Avec une sensibilité à fleur de peau et une assurance bien trempée, Lola Young s’impose doucement mais sûrement comme l’une des nouvelles voix à suivre de la scène britannique.
Sorti en juin dernier, l’album This Wasn’t Meant for You Anyways vient en effet confirmer le talent de Lola Young pour mêler punk, britpop, R&B et soul avec une sincérité désarmante. L’artiste anglaise y développe comme dans ses notes intimes le chaos des relations amoureuses, cheminant à travers ses colères, ses désillusions mais également ses doutes et ses vulnérabilités. Le tout, dans un disque qui se distingue autant par ses textes coup de poing que par l’efficacité de ses arrangements.

Qui es-tu Lola Young ?
Originaire du sud de Londres, Lola Young commence à écrire dès l’enfance, mûrie par une passion qui la mènera à la BRIT School, école qui a formé Amy Winehouse, Adèle ou encore RAYE. Elle est très vite repérée par l’ancien manager d’Amy Winehouse, Nick Shymanksy, et signe à 18 ans chez Island Records, le label d’Angèle et de The Last Dinner Party. Après avoir fait ses armes avec des EPs comme Intro et My Mind Wanders and Sometimes Leaves Completely, où elle posait déjà les bases de son style, Lola Young franchit une nouvelle étape de sa carrière et dévoile ici une maturité artistique évidente.
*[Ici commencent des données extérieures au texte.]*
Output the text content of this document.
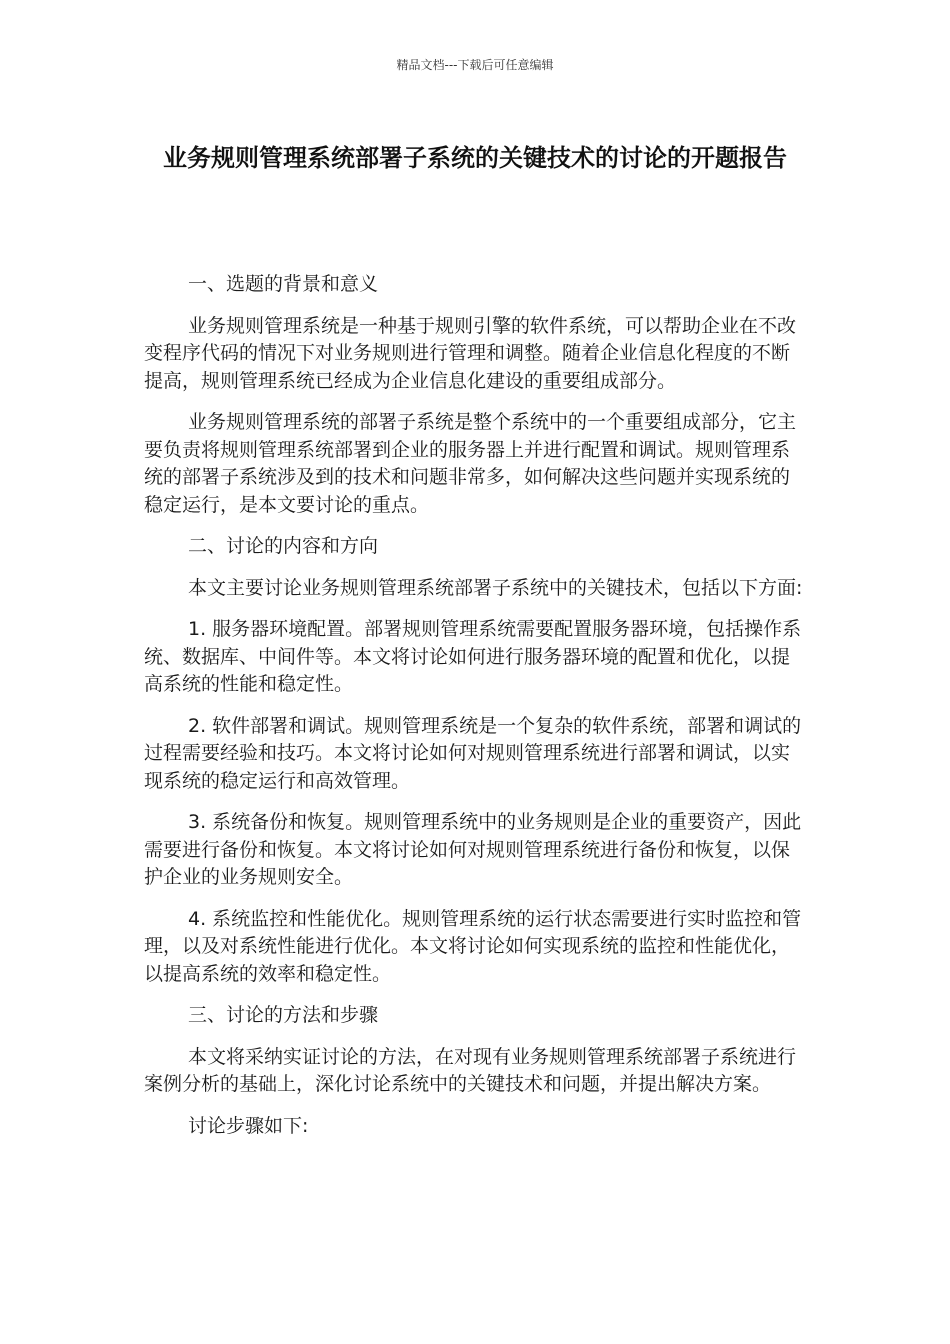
精品文档---下载后可任意编辑
业务规则管理系统部署子系统的关键技术的讨论的开题报告

一、选题的背景和意义

业务规则管理系统是一种基于规则引擎的软件系统，可以帮助企业在不改变程序代码的情况下对业务规则进行管理和调整。随着企业信息化程度的不断提高，规则管理系统已经成为企业信息化建设的重要组成部分。

业务规则管理系统的部署子系统是整个系统中的一个重要组成部分，它主要负责将规则管理系统部署到企业的服务器上并进行配置和调试。规则管理系统的部署子系统涉及到的技术和问题非常多，如何解决这些问题并实现系统的稳定运行，是本文要讨论的重点。

二、讨论的内容和方向

本文主要讨论业务规则管理系统部署子系统中的关键技术，包括以下方面:

1. 服务器环境配置。部署规则管理系统需要配置服务器环境，包括操作系统、数据库、中间件等。本文将讨论如何进行服务器环境的配置和优化，以提高系统的性能和稳定性。

2. 软件部署和调试。规则管理系统是一个复杂的软件系统，部署和调试的过程需要经验和技巧。本文将讨论如何对规则管理系统进行部署和调试，以实现系统的稳定运行和高效管理。

3. 系统备份和恢复。规则管理系统中的业务规则是企业的重要资产，因此需要进行备份和恢复。本文将讨论如何对规则管理系统进行备份和恢复，以保护企业的业务规则安全。

4. 系统监控和性能优化。规则管理系统的运行状态需要进行实时监控和管理，以及对系统性能进行优化。本文将讨论如何实现系统的监控和性能优化，以提高系统的效率和稳定性。

三、讨论的方法和步骤

本文将采纳实证讨论的方法，在对现有业务规则管理系统部署子系统进行案例分析的基础上，深化讨论系统中的关键技术和问题，并提出解决方案。

讨论步骤如下:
This Wasn’t Meant for You Anyways : une main de feu dans un gant de verre pilé
Avec ce nouvel album, Lola Young continue d’explorer ses thèmes de prédilection, mais elle le fait avec une sophistication et une assurance que l’on sent dès les premières notes. This Wasn’t Meant for You Anyways incarne l’essence de son style : des mélodies acérées et des arrangements percutants qui servent une voix rauque, toujours sur le fil. Ses textes trouvent écho dans la production soignée de Solomonophic, son ami et collaborateur de longue date (BROCKHAMPTON, Remi Wolf, Dominic Fike), apportant une profondeur supplémentaire à chaque morceau sans jamais forcer le trait.

Mish-mash d’influences
Dès l’ouverture avec « Good Books », l’ambiance est posée : une track douce-cinglante qui aborde les relations dysfonctionnelles, les ultimatums tacites et les efforts vains pour sauver l’insauvable. La voix suspendue de Lola Young se marie ici à une ligne de percussion frénétique et une guitare imprévisible, évoquant par moment la puissance d’une Florence + the Machine.
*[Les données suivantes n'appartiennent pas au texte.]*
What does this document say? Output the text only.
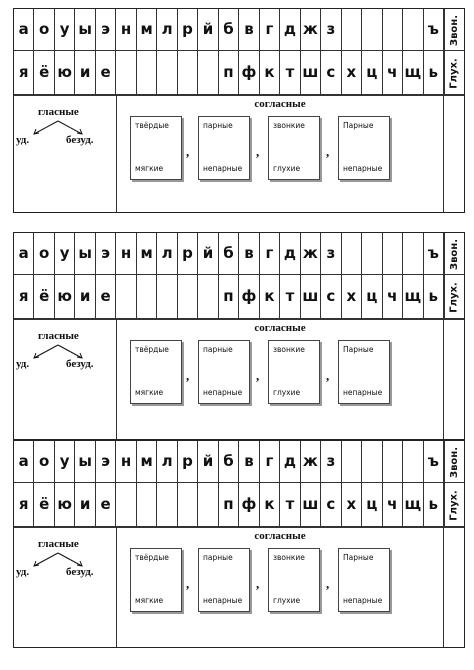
а о у ы э н м л р й б в г д ж з	ъ
я ё ю и е	п ф к т ш с х ц ч щ ь
Звон.
Глух.
гласные
уд.	безуд.
согласные
твёрдые
мягкие
парные
непарные
звонкие
глухие
Парные
непарные
,	,	,
а о у ы э н м л р й б в г д ж з	ъ
я ё ю и е	п ф к т ш с х ц ч щ ь
Звон.
Глух.
гласные
уд.	безуд.
согласные
твёрдые
мягкие
парные
непарные
звонкие
глухие
Парные
непарные
,	,	,
а о у ы э н м л р й б в г д ж з	ъ
я ё ю и е	п ф к т ш с х ц ч щ ь
Звон.
Глух.
гласные
уд.	безуд.
согласные
твёрдые
мягкие
парные
непарные
звонкие
глухие
Парные
непарные
,	,	,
La suite de l’album nous réserve de belles surprises. Les hit tracks « Conceited » et « Messy » , déjà bien accueillis par le public, s’inscrivent parfaitement dans la dynamique de l’album, là où des titres comme « Walk on By » ou « Big Brown Eyes » nous surprennent : l’un par son atmosphère jazzy presque feutrée, et l’autre par sa rythmique off-beat et ses influences reggae.
Coup de cœur et trigger nostalgie, la mention spéciale de cet album revient pour ma part à « Crush », dans lequel la chanteuse britannique explore le sentiment de résignation amoureuse sur fond de rock brut et adolescent. Avec « Crush », Lola Young revient à une atmosphère plus sombre et grinçante, comme un clin d’œil non dissimulé à un certain Thom Yorke.
R&B-ish catharsis
Et là où l’on pensait avoir cerné ses démons, Lola Young dévoile des morceaux plus introspectifs encore, comme avec « Intrusive Thoughts ». Porté par une guitare sèche délicate, ce titre folk minimaliste aborde avec douceur la schizophrénie dont elle souffre. Dans « Intrusive Thoughts », Lola s’adresse aux « voix dans sa tête », avec une forme de recul et d’apaisement : « They’re just intrusive thoughts. And maybe I’m not all that strange ».
L’album se clôt sur un « Outro » parlé, parti-pris à la fois sobre et incisif, dans lequel Lola invective ceux qui se reconnaîtraient dans ses textes : « To anyone who’s ever hurt me, thinks these songs are about them – This wasn’t meant for you anyway. » Une conclusion qui dépasse le credo personnel et vient boucler ce chapitre musical avec un sang-froid implacable, fidèle à l’ADN de l’album.
Tout est chaos ?
Ce qui frappe avec This Wasn’t Meant for You Anyways, c’est sa cohérence inattendue, malgré la variété des influences qui l’imprègnent. Lola Young, qui se qualifie elle-même de « Messy », embrasse ce bazar créatif et n’a pas peur de naviguer entre les genres musicaux, piochant ici et là dans des univers où on ne l’attend pas. Des skanks de reggae aux lignes de basses dignes des Arctic Monkeys, Lola Young joue avec les codes et prend des risques sur ses titres. Là où l’ensemble aurait pu paraître brouillon, le disque trouve au contraire sa force dans cette fusion improbable.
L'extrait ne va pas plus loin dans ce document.